Dr Styblo was the fist to propose the idea of a basic management unit (usually the district) that would have the staff and resources necessary to diagnose, initiate treatment, record and report patient treatment progress, and manage supplies in a population area of 100,000 to 150,000. This basic management unit allowed the technical aspects of TB control to be integrated into the general health services.

 

WHO and the DOTS Strategy

In 1993, WHO's Global Tuberculosis Programme (GTB) took an unprecedented step and declared TB a global emergency. After defining the nature and size of the global TB problem through expanded monitoring and surveillance, GTB began promoting Styblo's strategy in a technical and management package known as DOTS.

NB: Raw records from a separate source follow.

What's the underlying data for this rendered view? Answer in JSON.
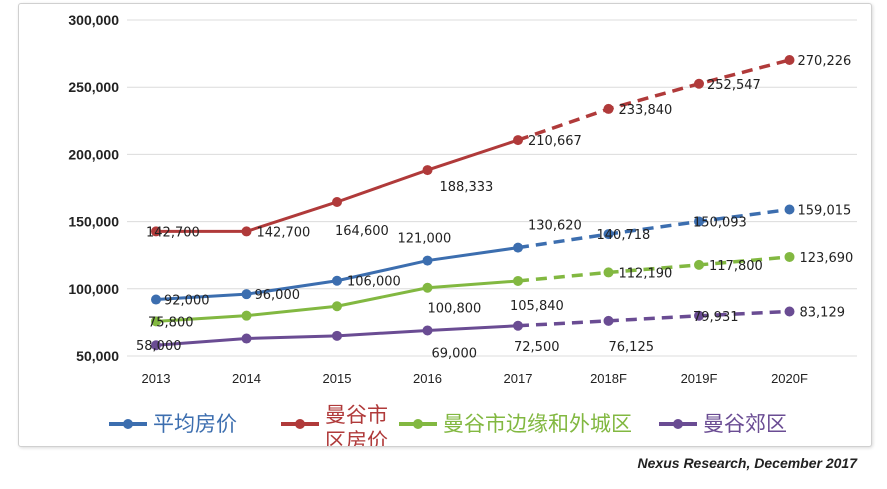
{
  "chart_data": {
    "type": "line",
    "categories": [
      "2013",
      "2014",
      "2015",
      "2016",
      "2017",
      "2018F",
      "2019F",
      "2020F"
    ],
    "forecast_start_index": 4,
    "ylim": [
      50000,
      300000
    ],
    "yticks": [
      50000,
      100000,
      150000,
      200000,
      250000,
      300000
    ],
    "ytick_labels": [
      "50,000",
      "100,000",
      "150,000",
      "200,000",
      "250,000",
      "300,000"
    ],
    "grid": true,
    "legend_position": "bottom",
    "series": [
      {
        "name": "平均房价",
        "color": "#3c6eaf",
        "values": [
          92000,
          96000,
          106000,
          121000,
          130620,
          140718,
          150093,
          159015
        ],
        "labels": [
          "92,000",
          "96,000",
          "106,000",
          "121,000",
          "130,620",
          "140,718",
          "150,093",
          "159,015"
        ]
      },
      {
        "name": "曼谷市区房价",
        "color": "#b03a3a",
        "values": [
          142700,
          142700,
          164600,
          188333,
          210667,
          233840,
          252547,
          270226
        ],
        "labels": [
          "142,700",
          "142,700",
          "164,600",
          "188,333",
          "210,667",
          "233,840",
          "252,547",
          "270,226"
        ]
      },
      {
        "name": "曼谷市边缘和外城区",
        "color": "#82b841",
        "values": [
          75800,
          80000,
          87000,
          100800,
          105840,
          112190,
          117800,
          123690
        ],
        "labels": [
          "75,800",
          "",
          "",
          "100,800",
          "105,840",
          "112,190",
          "117,800",
          "123,690"
        ]
      },
      {
        "name": "曼谷郊区",
        "color": "#6a4c93",
        "values": [
          58000,
          63000,
          65000,
          69000,
          72500,
          76125,
          79931,
          83129
        ],
        "labels": [
          "58,000",
          "",
          "",
          "69,000",
          "72,500",
          "76,125",
          "79,931",
          "83,129"
        ]
      }
    ],
    "legend": [
      {
        "line1": "平均房价",
        "line2": ""
      },
      {
        "line1": "曼谷市",
        "line2": "区房价"
      },
      {
        "line1": "曼谷市边缘和外城区",
        "line2": ""
      },
      {
        "line1": "曼谷郊区",
        "line2": ""
      }
    ]
  },
  "source": "Nexus Research, December 2017"
}
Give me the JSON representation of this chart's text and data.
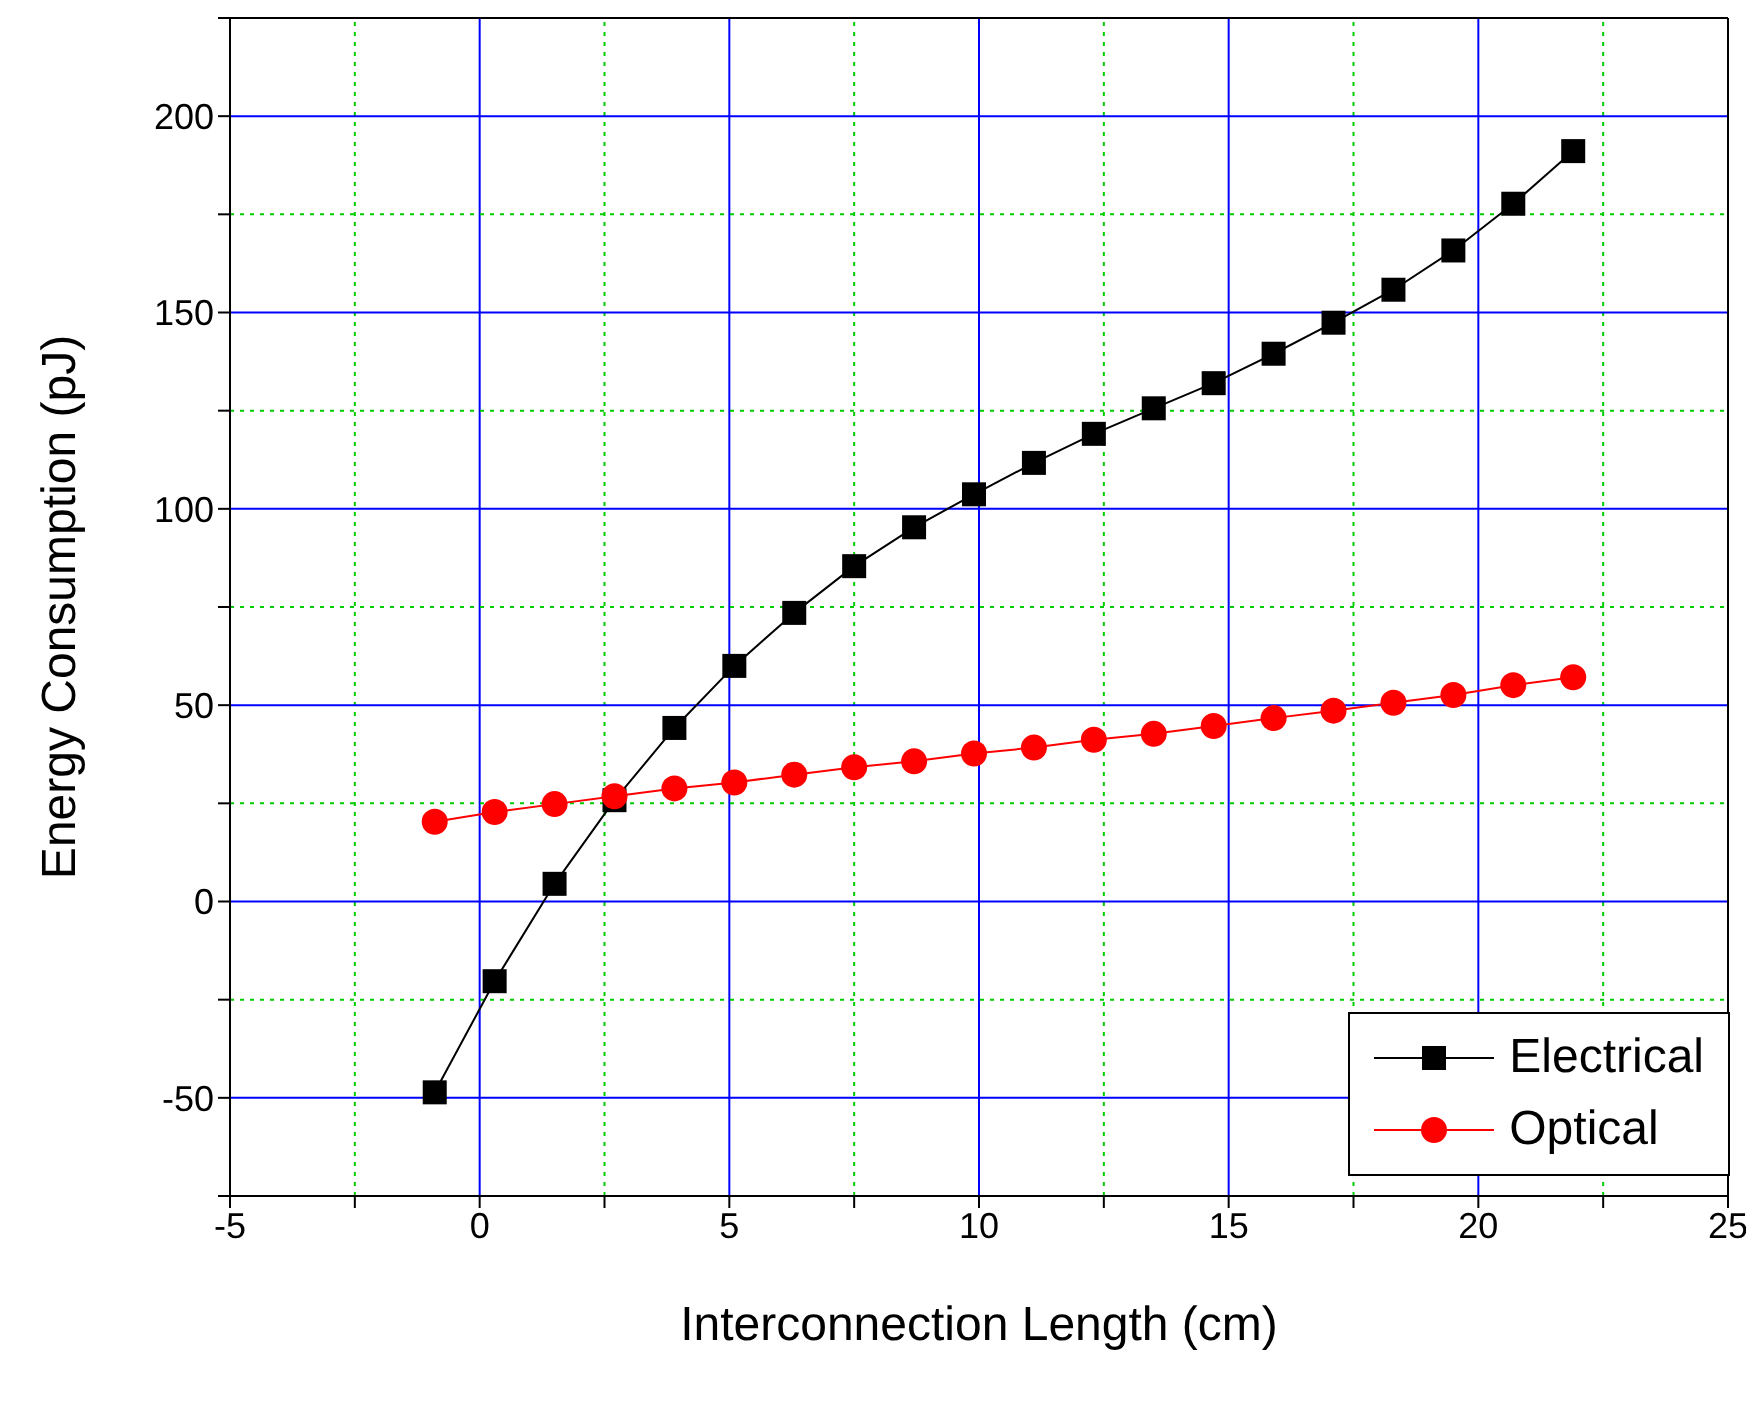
{
  "chart_data": {
    "type": "line",
    "xlabel": "Interconnection Length (cm)",
    "ylabel": "Energy Consumption (pJ)",
    "xlim": [
      -5,
      25
    ],
    "xticks": [
      -5,
      {
        "value": -2.5,
        "label": null
      },
      0,
      {
        "value": 2.5,
        "label": null
      },
      5,
      {
        "value": 7.5,
        "label": null
      },
      10,
      {
        "value": 12.5,
        "label": null
      },
      15,
      {
        "value": 17.5,
        "label": null
      },
      20,
      {
        "value": 22.5,
        "label": null
      },
      25
    ],
    "ylim": [
      -75,
      225
    ],
    "yticks": [
      {
        "value": -75,
        "label": null
      },
      -50,
      {
        "value": -25,
        "label": null
      },
      0,
      {
        "value": 25,
        "label": null
      },
      50,
      {
        "value": 75,
        "label": null
      },
      100,
      {
        "value": 125,
        "label": null
      },
      150,
      {
        "value": 175,
        "label": null
      },
      200,
      {
        "value": 225,
        "label": null
      }
    ],
    "grid": true,
    "legend": "bottom right",
    "x": [
      -0.9,
      0.3,
      1.5,
      2.7,
      3.9,
      5.1,
      6.3,
      7.5,
      8.7,
      9.9,
      11.1,
      12.3,
      13.5,
      14.7,
      15.9,
      17.1,
      18.3,
      19.5,
      20.7,
      21.9
    ],
    "series": [
      {
        "name": "Electrical",
        "color": "#000000",
        "marker": "square",
        "values": [
          -48.6,
          -20.3,
          4.5,
          25.8,
          44.2,
          60,
          73.5,
          85.4,
          95.3,
          103.7,
          111.7,
          119.1,
          125.6,
          132,
          139.5,
          147.4,
          155.8,
          165.8,
          177.7,
          191.1
        ]
      },
      {
        "name": "Optical",
        "color": "#ff0000",
        "marker": "circle",
        "values": [
          20.3,
          22.8,
          24.8,
          26.8,
          28.8,
          30.3,
          32.3,
          34.2,
          35.7,
          37.7,
          39.2,
          41.2,
          42.7,
          44.7,
          46.7,
          48.6,
          50.6,
          52.6,
          55.1,
          57.1
        ]
      }
    ]
  }
}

The Programme developed necessary tools, such as technical guidelines and training materials, for the marketing and implementation of DOTS. At the same time, GTB embarked on intensified technical assistance to over 60 countries, focusing on big countries with the largest TB burdens.

The number of countries using DOTS expanded from only 10 in 1990 to 110 in 1997. The percent of patients treated under DOTS increased from less than 1 percent in 1990 to 15 percent in 1997.